How can you plan your trip to ensure you arrive early?

To ensure you arrive 15 minutes early, you can research the time it takes for you to commute to the location of your job interview. When you're planning your commute, consider your method of transportation. For example, if you plan to drive and your interview is close to the beginning or end of the workday, your commute might take longer than it would in the middle of the day due to traffic. In comparison, if you're taking a bus or train, you could plan to take an earlier one in case there are any delays.

If the location of your interview is unfamiliar to you, consider practicing the commute before the day of the interview. You can commute to the company using the same method you plan to use on the day of your interview and note how long it takes for you to arrive at your destination. Then you can use that information to plan your departure time on the day of your interview. On the day of your interview, consider setting an alarm on your watch or phone to remind you to leave at the time you planned.

Related: How To Prepare for an Interview

What can you do if you arrive over 15 minutes early for a job interview?

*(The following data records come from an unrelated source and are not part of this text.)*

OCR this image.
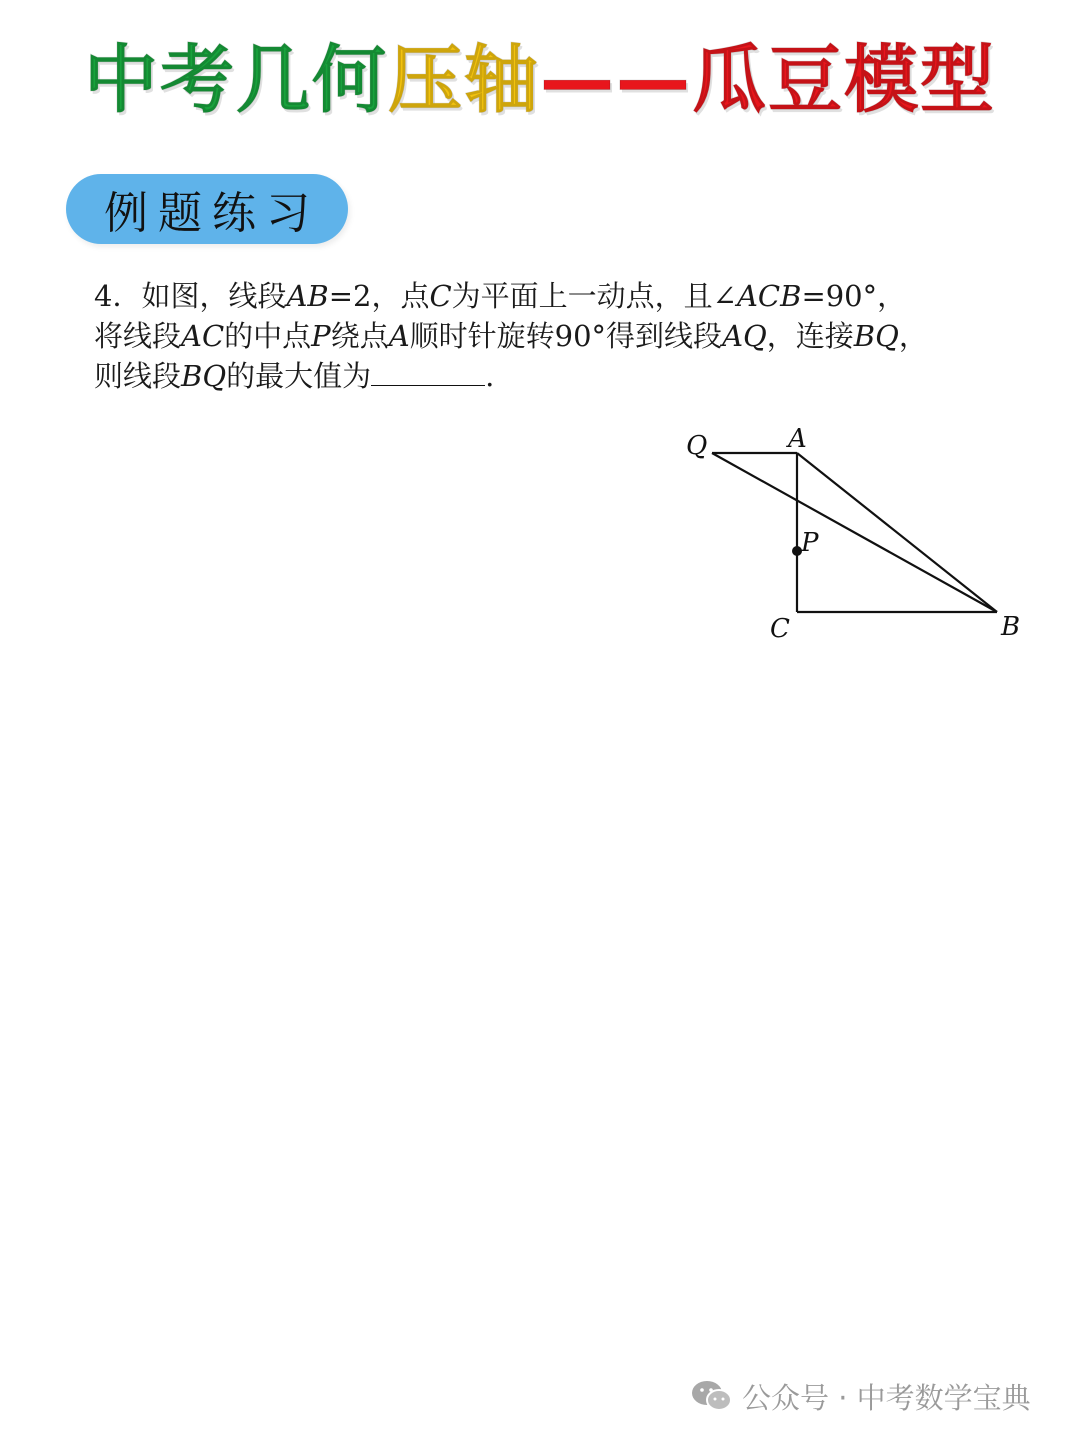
中考几何压轴——瓜豆模型
例题练习
4．如图，线段AB=2，点C为平面上一动点，且∠ACB=90°，
将线段AC的中点P绕点A顺时针旋转90°得到线段AQ，连接BQ，
则线段BQ的最大值为	.
Q	A
P
C	B
公众号 · 中考数学宝典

If you arrive more than 15 minutes early for your interview, you can use the time to get to know the area. You can do this by waiting somewhere outside the office's lobby, such as in a nearby shop, library or park. Depending on where your prospective company is, you could also take a short walk around the area. This can help you determine if the location of the company aligns with your personal preferences. Before the day of your interview, research the area to find a comfortable place to wait if you arrive earlier than expected.

For example, if you're attending an interview in a city and you arrive 30 minutes early, you could wait in a local coffee shop. While you drink your coffee, you can review your resume or check the company's website. This can help you prepare your responses to common interview questions and to formulate specific questions to ask the hiring manager during the interview. To ensure you arrive for your interview 15 minutes before the scheduled time, you can set an alarm to remind you when to leave.